Monday, November 7, 2011

Pepperoni Sauce

 I'm not a habitual "Top Chef" viewer, but even I have heard about winner Mike Isabella's pepperoni sauce, which he served in a finale of the show. My friends Eric and Shayna tweeted pictures of it from their visit to his DC restaurant, Graffiato, and it looked so scrumptious, I knew I had to try it.

Luckily, The Washington Post snagged the recipe. It's a bit time-intensive, but makes for great Sunday cooking and will leave you with lots of leftovers if you're just cooking for two.

First, slice pepperoni thinly (I used Boar's Head, but you could probably use pre-sliced), narrowly slice five cloves of garlic (shown above) and dice a small onion. Start to heat six tablespoons of olive oil in a pot on medium heat until it shimmers.

Meanwhile, toast fennel seeds in a dry skillet over medium heat, shaking so they don't burn. Once they're fragrant and slightly darkened, they're ready. Move them off the heat.

Add the onions and garlic to the oil. It will sizzle FAST and I'm sorry to say mine browned way quicker than I would have liked. I think it's important not to let the oil get TOO hot too fast.

Once the onions are golden, add the pepperoni and stir occasionally until it's fragrant and darkened. this also happened too fast for me, but thankfully, it all turned out okay.

 Eesh, that is starting to look burnt isn't it?

 Mike Isabella recommends adding a can of chopped plum tomatoes, but I only had peeled tomatoes in juice in my pantry. That worked just fine. I crushed the tomatoes with my hands first, then added it to the mix, then added 1 1/2 cups of low-sodium chicken broth and one bay leaf.

Bring the sauce to a boil, still on medium heat (turn down if it's bubbling too much) and cover for 45 minutes, stirring occasionally. I decided to serve the sauce with pasta, but Isabella served his with braised pork and serves it with chicken at his restaurant. It could even be delicious as a savory dip for bread or fried zucchini. I, however, made penne.

Working in batches, ladle the sauce into a food processor or strong blender (our Kitchen-Aid is awesome) and puree. It should only take a few seconds. I was able to puree the sauce in two batches...don't worry about taking out the bay leaf.

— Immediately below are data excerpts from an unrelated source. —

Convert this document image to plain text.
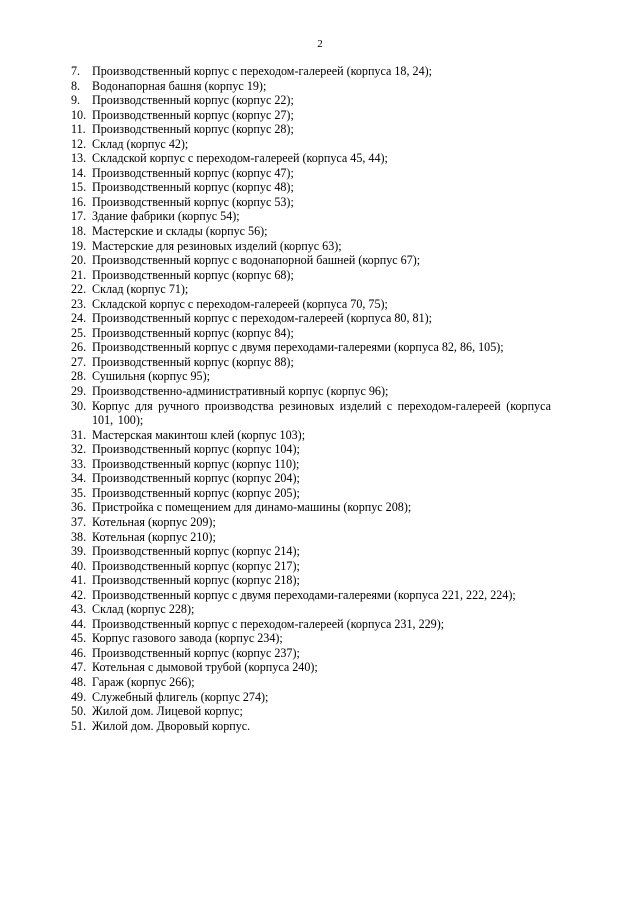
2
7. Производственный корпус с переходом-галереей (корпуса 18, 24);
8. Водонапорная башня (корпус 19);
9. Производственный корпус (корпус 22);
10. Производственный корпус (корпус 27);
11. Производственный корпус (корпус 28);
12. Склад (корпус 42);
13. Складской корпус с переходом-галереей (корпуса 45, 44);
14. Производственный корпус (корпус 47);
15. Производственный корпус (корпус 48);
16. Производственный корпус (корпус 53);
17. Здание фабрики (корпус 54);
18. Мастерские и склады (корпус 56);
19. Мастерские для резиновых изделий (корпус 63);
20. Производственный корпус с водонапорной башней (корпус 67);
21. Производственный корпус (корпус 68);
22. Склад (корпус 71);
23. Складской корпус с переходом-галереей (корпуса 70, 75);
24. Производственный корпус с переходом-галереей (корпуса 80, 81);
25. Производственный корпус (корпус 84);
26. Производственный корпус с двумя переходами-галереями (корпуса 82, 86, 105);
27. Производственный корпус (корпус 88);
28. Сушильня (корпус 95);
29. Производственно-административный корпус (корпус 96);
30. Корпус для ручного производства резиновых изделий с переходом-галереей (корпуса 101, 100);
31. Мастерская макинтош клей (корпус 103);
32. Производственный корпус (корпус 104);
33. Производственный корпус (корпус 110);
34. Производственный корпус (корпус 204);
35. Производственный корпус (корпус 205);
36. Пристройка с помещением для динамо-машины (корпус 208);
37. Котельная (корпус 209);
38. Котельная (корпус 210);
39. Производственный корпус (корпус 214);
40. Производственный корпус (корпус 217);
41. Производственный корпус (корпус 218);
42. Производственный корпус с двумя переходами-галереями (корпуса 221, 222, 224);
43. Склад (корпус 228);
44. Производственный корпус с переходом-галереей (корпуса 231, 229);
45. Корпус газового завода (корпус 234);
46. Производственный корпус (корпус 237);
47. Котельная с дымовой трубой (корпуса 240);
48. Гараж (корпус 266);
49. Служебный флигель (корпус 274);
50. Жилой дом. Лицевой корпус;
51. Жилой дом. Дворовый корпус.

 Et voila — a pureed pepperoni sauce.

What you end up with is a marinara alternative, with a bit of kick. It's a very flavorful sauce, and I'm thinking of using it as an alternative for chicken parmigiana or something of that ilk. I'd be interested to try the real thing at Graffiato, but this homemade version was pretty delicious. It should last 3 days in the fridge and 3 months frozen.

The whole process took about an hour and a half, so I definitely consider this weekend cooking unless you have more time to cook on weeknights than me!